Let me see if I can explain this clearly.
The demos (12-17, 18-34, 18-44, 18-49, 25-34, 25-44, 25-49, 25-54, 35-44, 35-49, 35-54, 35-64 and 55+) had all been there. Through the 60s and into the 70s, 18-49 was generally accepted to be the big money demo in both radio and TV, but there was also advertiser demand in the 60s for teen numbers and 18-34 was hot (among some buyers) for decades.
It's just that 18-49 was considered a "mass audience' and demos on either side of that were considered less so. There were fewer dollars being allocated to reach those audiences. But, especially in saturated markets, filing a niche demo could result in profitable ad sales.
25-49 was a subset of 18-49. It was not a core demo in the way 18-49 was or that 25-54 became.

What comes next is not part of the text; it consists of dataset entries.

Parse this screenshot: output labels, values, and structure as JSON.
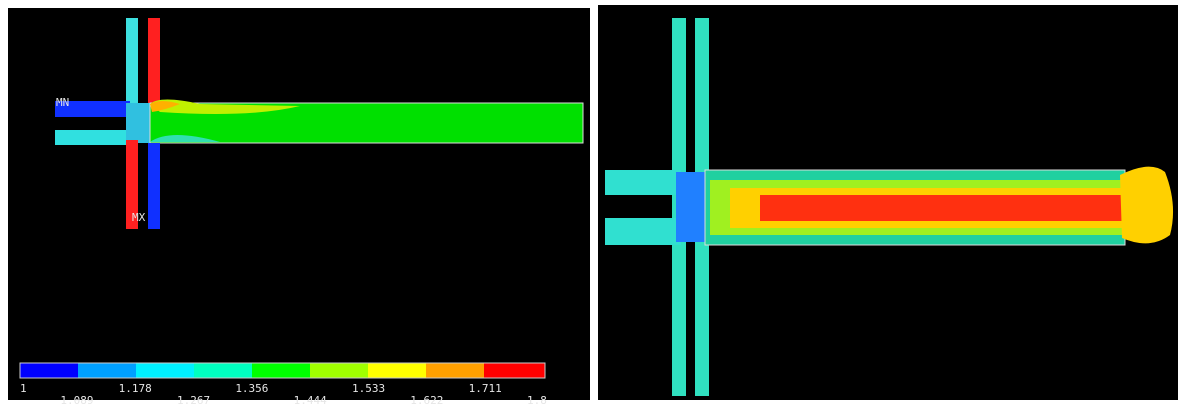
{
  "left_panel": {
    "min_label": "MN",
    "max_label": "MX",
    "legend": {
      "upper_labels": [
        "1",
        "1.178",
        "1.356",
        "1.533",
        "1.711"
      ],
      "lower_labels": [
        "1.089",
        "1.267",
        "1.444",
        "1.622",
        "1.8"
      ]
    }
  }
}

I mentioned it only because it was strategically good for the first AC station that I programmed that wanted something a bit older than 18-49 and a bit younger than 25-54 and I outlined the reasoning for that in my post.
Again (and I may not have said this well before), it really can't be called a "change" and there wasn't "an announcement". It was just a case of ad agencies finding that more clients were willing to increase spending on 25-54, making it a more profitable proposition for stations delivering that demographic. And, over time, once the entire Baby Boom was 25 and older (1989), that demo held within it a massive population bulge.

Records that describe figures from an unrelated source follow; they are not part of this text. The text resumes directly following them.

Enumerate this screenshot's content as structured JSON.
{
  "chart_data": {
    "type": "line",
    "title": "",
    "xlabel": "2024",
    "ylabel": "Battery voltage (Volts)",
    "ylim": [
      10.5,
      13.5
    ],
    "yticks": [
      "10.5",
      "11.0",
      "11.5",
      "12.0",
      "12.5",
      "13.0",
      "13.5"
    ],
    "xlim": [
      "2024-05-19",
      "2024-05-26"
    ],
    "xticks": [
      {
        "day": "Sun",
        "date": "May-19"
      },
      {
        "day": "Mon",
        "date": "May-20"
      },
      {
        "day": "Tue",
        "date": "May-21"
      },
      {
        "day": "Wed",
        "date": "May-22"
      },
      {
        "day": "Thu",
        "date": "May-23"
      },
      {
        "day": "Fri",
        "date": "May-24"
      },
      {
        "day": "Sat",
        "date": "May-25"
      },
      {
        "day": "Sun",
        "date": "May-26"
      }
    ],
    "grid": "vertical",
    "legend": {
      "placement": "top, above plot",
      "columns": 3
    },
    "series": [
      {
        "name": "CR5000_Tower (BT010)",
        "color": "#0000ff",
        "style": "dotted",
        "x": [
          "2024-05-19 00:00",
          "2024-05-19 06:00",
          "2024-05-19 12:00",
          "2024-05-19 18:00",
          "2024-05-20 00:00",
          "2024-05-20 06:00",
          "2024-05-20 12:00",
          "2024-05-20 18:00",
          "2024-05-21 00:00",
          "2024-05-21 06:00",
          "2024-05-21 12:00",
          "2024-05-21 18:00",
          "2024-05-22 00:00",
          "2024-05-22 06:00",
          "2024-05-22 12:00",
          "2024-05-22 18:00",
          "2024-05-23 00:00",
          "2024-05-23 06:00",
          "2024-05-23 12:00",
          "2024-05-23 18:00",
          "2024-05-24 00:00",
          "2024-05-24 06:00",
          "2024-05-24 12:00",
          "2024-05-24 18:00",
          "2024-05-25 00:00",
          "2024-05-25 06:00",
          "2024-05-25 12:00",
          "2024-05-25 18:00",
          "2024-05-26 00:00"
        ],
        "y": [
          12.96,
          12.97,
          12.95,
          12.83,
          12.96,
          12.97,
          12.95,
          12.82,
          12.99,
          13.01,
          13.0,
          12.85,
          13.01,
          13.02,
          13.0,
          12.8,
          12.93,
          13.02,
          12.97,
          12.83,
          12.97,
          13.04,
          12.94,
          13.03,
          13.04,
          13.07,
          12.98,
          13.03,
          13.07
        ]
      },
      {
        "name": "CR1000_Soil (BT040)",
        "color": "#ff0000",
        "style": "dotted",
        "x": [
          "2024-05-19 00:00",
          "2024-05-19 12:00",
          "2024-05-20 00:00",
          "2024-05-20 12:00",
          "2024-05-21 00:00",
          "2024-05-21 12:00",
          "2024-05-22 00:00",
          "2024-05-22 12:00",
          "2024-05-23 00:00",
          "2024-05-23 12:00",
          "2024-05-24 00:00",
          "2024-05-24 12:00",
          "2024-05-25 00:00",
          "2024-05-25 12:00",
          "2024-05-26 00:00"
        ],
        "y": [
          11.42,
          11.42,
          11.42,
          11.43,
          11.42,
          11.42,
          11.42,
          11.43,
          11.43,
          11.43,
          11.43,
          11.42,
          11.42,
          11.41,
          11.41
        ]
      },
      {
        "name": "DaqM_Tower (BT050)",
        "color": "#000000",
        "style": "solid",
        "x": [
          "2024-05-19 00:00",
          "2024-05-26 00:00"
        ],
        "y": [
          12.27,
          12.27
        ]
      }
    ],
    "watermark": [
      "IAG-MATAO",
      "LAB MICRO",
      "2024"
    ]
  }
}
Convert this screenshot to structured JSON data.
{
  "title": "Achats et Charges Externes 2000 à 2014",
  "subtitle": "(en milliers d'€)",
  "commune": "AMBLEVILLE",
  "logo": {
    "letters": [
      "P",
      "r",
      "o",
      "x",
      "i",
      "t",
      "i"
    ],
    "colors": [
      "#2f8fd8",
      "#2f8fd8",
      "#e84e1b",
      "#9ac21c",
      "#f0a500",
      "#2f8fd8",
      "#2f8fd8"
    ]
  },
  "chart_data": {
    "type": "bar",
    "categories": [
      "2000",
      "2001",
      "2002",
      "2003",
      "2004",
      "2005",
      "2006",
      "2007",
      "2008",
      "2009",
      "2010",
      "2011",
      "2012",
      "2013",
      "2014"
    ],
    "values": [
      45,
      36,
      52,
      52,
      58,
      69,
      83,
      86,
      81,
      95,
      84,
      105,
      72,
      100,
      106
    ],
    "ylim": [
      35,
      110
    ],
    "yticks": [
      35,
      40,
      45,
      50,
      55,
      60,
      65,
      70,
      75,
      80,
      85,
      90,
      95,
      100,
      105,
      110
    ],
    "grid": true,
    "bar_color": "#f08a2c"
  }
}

As to your last question, it's a demographer's job to think about people aging and where significant percentages of population will be in five, ten, twenty or more years, so yes, of course that was part of the equation.
Ad agencies in 1978 had more clients willing to spend more money on stations that did well 25-54 than they did a decade earlier. In 1969, 25-54 was people born between 1914 and 1943. In 1978, it was people born between 1924 and 1953. The big difference? There were no Boomers, the largest generation in history at that time, in the 25-54 demo in 1969. There was seven years' worth in 1979, bringing with them sheer numbers, and a larger percentage of college degrees, which tended to translate to higher earning and spending power.

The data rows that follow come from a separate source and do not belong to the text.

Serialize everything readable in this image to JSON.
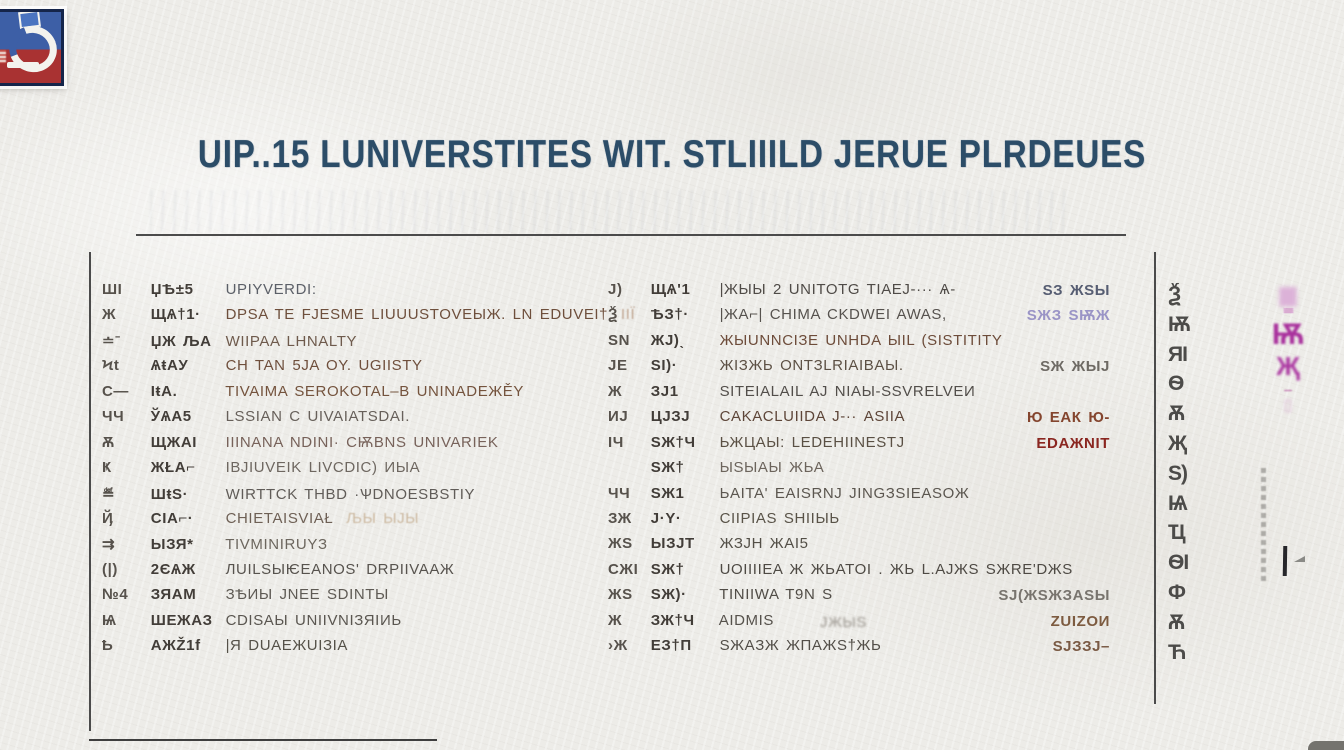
{
  "title": {
    "text": "UIP..15 LUNIVERSTITES  WIT. STLIIILD JERUE PLRDEUES",
    "color": "#2c4d68"
  },
  "logo": {
    "label": "red-blue-emblem",
    "blue": "#3d5fa6",
    "red": "#a93232",
    "border": "#15254a"
  },
  "table": {
    "left_rows": [
      {
        "marker": "ШI",
        "code": "ЏѢ±5",
        "name": "UPIYVERDI:",
        "name_color": "#5c6068"
      },
      {
        "marker": "Ж",
        "code": "ЩѦ†1·",
        "name": "DPSA TE FJESME LIUUUSTOVEЫЖ. LN EDUVEI†",
        "name_color": "#6e4f3c",
        "tail": "ІІЇ",
        "tail_color": "#c2a894"
      },
      {
        "marker": "≐ˉ",
        "code": "ЏЖ ЉА",
        "name": "WIIPAA LHNALTY",
        "name_color": "#6e5a4c"
      },
      {
        "marker": "Ϟt",
        "code": "ѦŧAУ",
        "name": "CH TAN 5JA OY. UGIISTY",
        "name_color": "#6f4f3c"
      },
      {
        "marker": "C—",
        "code": "IŧА.",
        "name": "TIVAIMA SEROKOTAL–B UNINADEЖĚY",
        "name_color": "#74533d"
      },
      {
        "marker": "ЧЧ",
        "code": "ЎѦА5",
        "name": "LSSIAN C UIVAIATSDAI.",
        "name_color": "#67605a"
      },
      {
        "marker": "Ѫ",
        "code": "ЩЖAI",
        "name": "IIINANA NDINI· CѬBNЅ UNIVARIEK",
        "name_color": "#77625a"
      },
      {
        "marker": "Ҝ",
        "code": "ЖŁA⌐",
        "name": "IBJIUVEIK LIVCDIC) ИЫA",
        "name_color": "#6e6760"
      },
      {
        "marker": "≝",
        "code": "ШŧЅ·",
        "name": "WIRTTCK THBD ·ѰDNOESBSTIY",
        "name_color": "#605c58"
      },
      {
        "marker": "Ҋ",
        "code": "CIA⌐·",
        "name": "CHIETAIЅVIAŁ",
        "name_color": "#6e6055",
        "tail": "ЉЫ ЫЈЫ",
        "tail_color": "#cdbaa2"
      },
      {
        "marker": "⇉",
        "code": "ЫЗЯ*",
        "name": "TIVMINIRUYЗ",
        "name_color": "#6c665e"
      },
      {
        "marker": "(|)",
        "code": "2ЄѦЖ",
        "name": "ЛUILЅЫѤEANOS' DRPIIVAAЖ",
        "name_color": "#57534e"
      },
      {
        "marker": "№4",
        "code": "ЗЯAM",
        "name": "ЗѢИЫ JNEE SDINTЫ",
        "name_color": "#5e5a54"
      },
      {
        "marker": "Ѩ",
        "code": "ШЕЖАЗ",
        "name": "CDIЅAЫ UNIIVNIЗЯIИЬ",
        "name_color": "#5a5650"
      },
      {
        "marker": "Ҍ",
        "code": "АЖŽ1f",
        "name": "|Я DUAEЖUIЗIA",
        "name_color": "#555148"
      }
    ],
    "right_rows": [
      {
        "marker": "Ј)",
        "code": "ЩѦ'1",
        "name": "|ЖЫЫ 2 UNITOTG TIAEЈ-··· Ѧ-",
        "name_color": "#4f4b47",
        "ann": "ЅЗ ЖЅЫ",
        "ann_color": "#565d72"
      },
      {
        "marker": "Ѯ",
        "code": "ѢЗ†·",
        "name": "|ЖА⌐| CHIMA CKDWEI AWAЅ,",
        "name_color": "#56524e",
        "ann": "ЅЖЗ ЅѬЖ",
        "ann_color": "#9a94c6"
      },
      {
        "marker": "ЅN",
        "code": "ЖЈ)ˎ",
        "name": "ЖЫUNNCIЗE UNHDA ЫIL (ЅISTITITY",
        "name_color": "#6d4c3a"
      },
      {
        "marker": "ЈЕ",
        "code": "ЅI)·",
        "name": "ЖIЗЖЬ ONTЗLRIAIBAЫ.",
        "name_color": "#5c5044",
        "ann": "ЅЖ ЖЫЈ",
        "ann_color": "#6e6a64"
      },
      {
        "marker": "Ж",
        "code": "ЗЈ1",
        "name": "ЅITEIALAIL AЈ NIAЫ-SSVRELVEИ",
        "name_color": "#524e4a"
      },
      {
        "marker": "ИЈ",
        "code": "ЦЈЗЈ",
        "name": "CAKACLUIIDA Ј-·· AЅIIA",
        "name_color": "#5d4538",
        "ann": "Ю ЕAК Ю-",
        "ann_color": "#84452e"
      },
      {
        "marker": "IЧ",
        "code": "ЅЖ†Ч",
        "name": "ЬЖЦАЫ: LEDEHIINESTЈ",
        "name_color": "#5a5044",
        "ann": "EDAЖNIT",
        "ann_color": "#8a2620"
      },
      {
        "marker": "",
        "code": "ЅЖ†",
        "name": "ЫЅЫAЫ ЖЬА",
        "name_color": "#6c645c"
      },
      {
        "marker": "ЧЧ",
        "code": "ЅЖ1",
        "name": "ЬAITA' EAISRNЈ JINGЗSIEAЅOЖ",
        "name_color": "#5b564f"
      },
      {
        "marker": "ЗЖ",
        "code": "Ј·Y·",
        "name": "CIIPIAS ЅHIIЫЬ",
        "name_color": "#595348"
      },
      {
        "marker": "ЖЅ",
        "code": "ЫЗЈT",
        "name": "ЖЗЈН ЖАI5",
        "name_color": "#534f47"
      },
      {
        "marker": "CЖI",
        "code": "ЅЖ†",
        "name": "UOIIIIEA Ж ЖЬATOI . ЖЬ L.AЈЖЅ ЅЖRE'DЖЅ",
        "name_color": "#4e4a44"
      },
      {
        "marker": "ЖЅ",
        "code": "ЅЖ)·",
        "name": "TINIIWA T9N Ѕ",
        "name_color": "#504c46",
        "ann": "ЅЈ(ЖЅЖЗАЅЫ",
        "ann_color": "#78746e"
      },
      {
        "marker": "Ж",
        "code": "ЗЖ†Ч",
        "name": "AIDMIЅ",
        "name_color": "#56524c",
        "mid": "ЈЖЫЅ",
        "mid_color": "#9a958e",
        "ann": "ZUIZOИ",
        "ann_color": "#7d5b40"
      },
      {
        "marker": "›Ж",
        "code": "ЕЗ†П",
        "name": "ЅЖAЗЖ ЖПAЖЅ†ЖЬ",
        "name_color": "#524e48",
        "ann": "ЅЈЗЗЈ–",
        "ann_color": "#7a5a44"
      }
    ]
  },
  "margin": {
    "glyphs": [
      "Ѯ",
      "Ѭ",
      "ЯI",
      "Ѳ",
      "Ѫ",
      "Җ",
      "Ѕ)",
      "Ѩ",
      "Ҵ",
      "ѲI",
      "Ф",
      "Ѫ",
      "Ћ"
    ],
    "seal": {
      "color": "#a8309c",
      "segments": [
        "▆",
        "≡≡",
        "Ѭ",
        "Җ",
        "–",
        "▯"
      ]
    }
  }
}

And that only increased as long as the oldest boomers were 54 or under (the year 2000). But---for B/EZ, it only went so far. The format didn't attract Boomers, so its audience, largely in its 50s and older, aged out rapidly. They made money because, especially in the mid-late 70s, they tended to be #1, #2 or #3 in the demo. And agencies then were more prone to blindly buy the demo, rather than ask if the people they wanted, who happened to be in that demo, were listening to that station. That changed over time.